One faulty notion that has hurt the cork industry is the mis-perception that cork trees are cut down to produce cork. They are not, Spencer says.  Their bark is peeled every nine years to harvest the cork within, but the trees continue to grow and produce new cork and can live up to 300 years.

The business supports many family farmers and also a rich natural environment.

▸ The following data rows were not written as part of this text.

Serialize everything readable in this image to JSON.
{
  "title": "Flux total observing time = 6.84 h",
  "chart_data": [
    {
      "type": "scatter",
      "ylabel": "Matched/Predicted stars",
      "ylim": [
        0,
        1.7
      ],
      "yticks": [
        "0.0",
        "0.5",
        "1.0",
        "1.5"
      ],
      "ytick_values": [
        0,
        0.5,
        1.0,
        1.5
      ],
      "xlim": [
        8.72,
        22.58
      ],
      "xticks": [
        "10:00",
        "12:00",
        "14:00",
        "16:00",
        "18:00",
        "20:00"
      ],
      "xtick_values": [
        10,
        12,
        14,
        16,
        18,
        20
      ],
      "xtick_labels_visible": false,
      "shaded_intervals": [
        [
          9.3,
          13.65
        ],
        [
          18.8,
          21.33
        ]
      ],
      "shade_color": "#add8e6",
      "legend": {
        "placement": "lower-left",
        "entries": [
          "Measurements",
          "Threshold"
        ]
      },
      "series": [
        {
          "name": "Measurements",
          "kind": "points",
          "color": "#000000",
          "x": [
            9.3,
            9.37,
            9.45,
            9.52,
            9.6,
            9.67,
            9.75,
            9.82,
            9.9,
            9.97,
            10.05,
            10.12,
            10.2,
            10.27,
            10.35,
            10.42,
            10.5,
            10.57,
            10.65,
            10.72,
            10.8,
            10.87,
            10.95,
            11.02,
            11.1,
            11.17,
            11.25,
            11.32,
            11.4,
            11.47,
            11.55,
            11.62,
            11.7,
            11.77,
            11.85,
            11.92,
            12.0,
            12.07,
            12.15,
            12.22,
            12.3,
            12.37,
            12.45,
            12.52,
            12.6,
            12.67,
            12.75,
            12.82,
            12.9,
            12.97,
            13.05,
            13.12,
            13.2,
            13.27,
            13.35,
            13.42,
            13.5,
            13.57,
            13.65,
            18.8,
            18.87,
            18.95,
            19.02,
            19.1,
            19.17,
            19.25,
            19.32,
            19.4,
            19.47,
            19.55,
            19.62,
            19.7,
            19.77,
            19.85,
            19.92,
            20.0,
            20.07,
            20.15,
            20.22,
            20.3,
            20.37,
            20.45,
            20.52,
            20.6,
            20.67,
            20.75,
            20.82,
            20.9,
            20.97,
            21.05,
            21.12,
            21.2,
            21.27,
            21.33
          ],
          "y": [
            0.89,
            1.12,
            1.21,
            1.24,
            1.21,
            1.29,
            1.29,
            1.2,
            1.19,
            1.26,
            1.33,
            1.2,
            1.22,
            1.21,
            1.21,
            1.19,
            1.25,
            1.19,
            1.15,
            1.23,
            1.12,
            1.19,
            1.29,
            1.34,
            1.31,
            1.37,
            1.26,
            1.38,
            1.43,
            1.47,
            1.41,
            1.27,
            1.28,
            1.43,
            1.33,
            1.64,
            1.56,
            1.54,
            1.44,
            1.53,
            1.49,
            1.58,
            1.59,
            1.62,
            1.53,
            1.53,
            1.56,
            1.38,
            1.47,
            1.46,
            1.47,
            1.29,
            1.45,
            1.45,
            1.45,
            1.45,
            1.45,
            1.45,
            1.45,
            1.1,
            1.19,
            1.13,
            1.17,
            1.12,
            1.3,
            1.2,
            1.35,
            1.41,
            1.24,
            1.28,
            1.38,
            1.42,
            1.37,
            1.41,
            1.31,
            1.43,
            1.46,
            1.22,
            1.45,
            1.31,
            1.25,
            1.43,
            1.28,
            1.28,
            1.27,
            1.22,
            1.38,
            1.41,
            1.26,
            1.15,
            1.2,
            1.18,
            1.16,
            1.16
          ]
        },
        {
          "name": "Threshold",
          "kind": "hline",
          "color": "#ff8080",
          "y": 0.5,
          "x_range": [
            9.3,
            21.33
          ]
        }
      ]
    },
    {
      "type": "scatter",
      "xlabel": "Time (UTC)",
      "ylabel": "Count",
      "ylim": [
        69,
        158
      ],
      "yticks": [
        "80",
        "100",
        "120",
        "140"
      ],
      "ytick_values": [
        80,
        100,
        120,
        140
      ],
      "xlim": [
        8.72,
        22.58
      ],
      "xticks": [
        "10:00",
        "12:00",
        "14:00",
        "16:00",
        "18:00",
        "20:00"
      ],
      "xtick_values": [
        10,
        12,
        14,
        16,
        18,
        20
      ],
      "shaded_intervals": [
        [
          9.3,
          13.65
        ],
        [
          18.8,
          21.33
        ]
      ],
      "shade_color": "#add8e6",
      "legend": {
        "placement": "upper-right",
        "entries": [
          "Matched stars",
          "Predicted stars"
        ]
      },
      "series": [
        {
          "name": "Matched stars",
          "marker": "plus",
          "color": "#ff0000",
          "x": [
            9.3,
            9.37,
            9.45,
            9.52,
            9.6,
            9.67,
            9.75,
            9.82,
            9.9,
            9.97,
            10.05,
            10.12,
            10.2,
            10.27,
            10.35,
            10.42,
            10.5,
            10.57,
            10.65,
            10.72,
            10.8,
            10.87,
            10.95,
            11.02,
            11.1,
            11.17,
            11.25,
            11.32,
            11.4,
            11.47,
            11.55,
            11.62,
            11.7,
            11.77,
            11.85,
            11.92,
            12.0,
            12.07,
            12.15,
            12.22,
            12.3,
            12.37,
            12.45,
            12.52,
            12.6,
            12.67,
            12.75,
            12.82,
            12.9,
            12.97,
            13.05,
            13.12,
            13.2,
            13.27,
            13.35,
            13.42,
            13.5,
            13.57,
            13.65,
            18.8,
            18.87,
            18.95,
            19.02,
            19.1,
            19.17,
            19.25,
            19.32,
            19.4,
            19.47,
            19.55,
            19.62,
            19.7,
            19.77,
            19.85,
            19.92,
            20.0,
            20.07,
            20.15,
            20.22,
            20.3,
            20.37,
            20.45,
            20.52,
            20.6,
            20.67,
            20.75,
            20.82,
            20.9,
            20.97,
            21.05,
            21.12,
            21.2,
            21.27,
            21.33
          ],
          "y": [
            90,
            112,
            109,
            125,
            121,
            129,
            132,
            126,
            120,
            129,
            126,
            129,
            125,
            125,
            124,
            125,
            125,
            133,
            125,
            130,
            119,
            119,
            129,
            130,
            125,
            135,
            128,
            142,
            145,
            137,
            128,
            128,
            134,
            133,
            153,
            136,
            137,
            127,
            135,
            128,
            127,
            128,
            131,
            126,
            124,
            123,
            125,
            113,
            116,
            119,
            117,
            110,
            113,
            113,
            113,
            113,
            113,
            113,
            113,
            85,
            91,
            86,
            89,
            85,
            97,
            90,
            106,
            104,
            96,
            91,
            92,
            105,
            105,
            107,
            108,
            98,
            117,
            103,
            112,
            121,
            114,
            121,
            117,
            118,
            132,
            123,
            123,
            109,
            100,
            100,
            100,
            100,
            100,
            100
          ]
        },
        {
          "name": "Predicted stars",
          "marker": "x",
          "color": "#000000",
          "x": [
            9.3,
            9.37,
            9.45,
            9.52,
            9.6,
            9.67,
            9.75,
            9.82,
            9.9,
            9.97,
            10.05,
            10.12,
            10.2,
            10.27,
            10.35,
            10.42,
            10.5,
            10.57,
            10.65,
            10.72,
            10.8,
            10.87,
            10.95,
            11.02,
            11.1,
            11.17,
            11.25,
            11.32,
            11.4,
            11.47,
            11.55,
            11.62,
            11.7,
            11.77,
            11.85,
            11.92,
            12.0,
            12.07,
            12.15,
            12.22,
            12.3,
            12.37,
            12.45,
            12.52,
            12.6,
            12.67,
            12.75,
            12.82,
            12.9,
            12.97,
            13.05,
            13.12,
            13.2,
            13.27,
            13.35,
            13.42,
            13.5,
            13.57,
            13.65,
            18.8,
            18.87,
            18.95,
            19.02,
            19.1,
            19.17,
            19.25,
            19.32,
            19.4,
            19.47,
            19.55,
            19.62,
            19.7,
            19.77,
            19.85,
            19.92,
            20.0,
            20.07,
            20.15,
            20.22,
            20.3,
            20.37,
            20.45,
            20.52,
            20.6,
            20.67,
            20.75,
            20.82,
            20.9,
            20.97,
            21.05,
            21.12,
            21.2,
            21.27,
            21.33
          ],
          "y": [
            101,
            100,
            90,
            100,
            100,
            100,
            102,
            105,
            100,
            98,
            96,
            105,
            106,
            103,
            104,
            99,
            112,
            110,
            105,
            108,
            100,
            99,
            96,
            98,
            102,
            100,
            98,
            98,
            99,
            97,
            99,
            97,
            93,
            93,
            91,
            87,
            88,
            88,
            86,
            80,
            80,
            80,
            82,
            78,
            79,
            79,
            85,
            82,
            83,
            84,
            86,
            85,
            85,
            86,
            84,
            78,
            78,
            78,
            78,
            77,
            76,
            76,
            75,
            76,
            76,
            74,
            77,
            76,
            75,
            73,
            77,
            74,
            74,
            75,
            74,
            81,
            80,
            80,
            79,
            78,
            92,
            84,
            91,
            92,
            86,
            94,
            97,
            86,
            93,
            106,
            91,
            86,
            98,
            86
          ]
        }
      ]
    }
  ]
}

Those cork forests in the Mediterranean support an amazing diversity of life,  with a biodiversity second only to the Amazon rainforests, he says. They maintain the fragile existence of the Iberian lynx, which is near extinction with only a little more than 100 still alive on the planet, and many other species.

Spencer worries that wineries that have moved to synthetic stoppers or metal caps — which he sees as either less recyclable or less Earth-friendly, because the metal must be mined — will crowd out the demand for cork, which assures the survival of cork forests and sustainable cork farming.

“The loss of these forests would in many ways be catastrophic for our planet, they are a major carbon sink, a producer of vast amounts of oxygen, provide 100’s of thousands of jobs and keep the Mediterranean region from certain desertification,” he says.

“Supporting wineries that use natural cork is an easy way for those who want to help and there is the great benefit of enjoying a good glass of wine, while saving the planet.”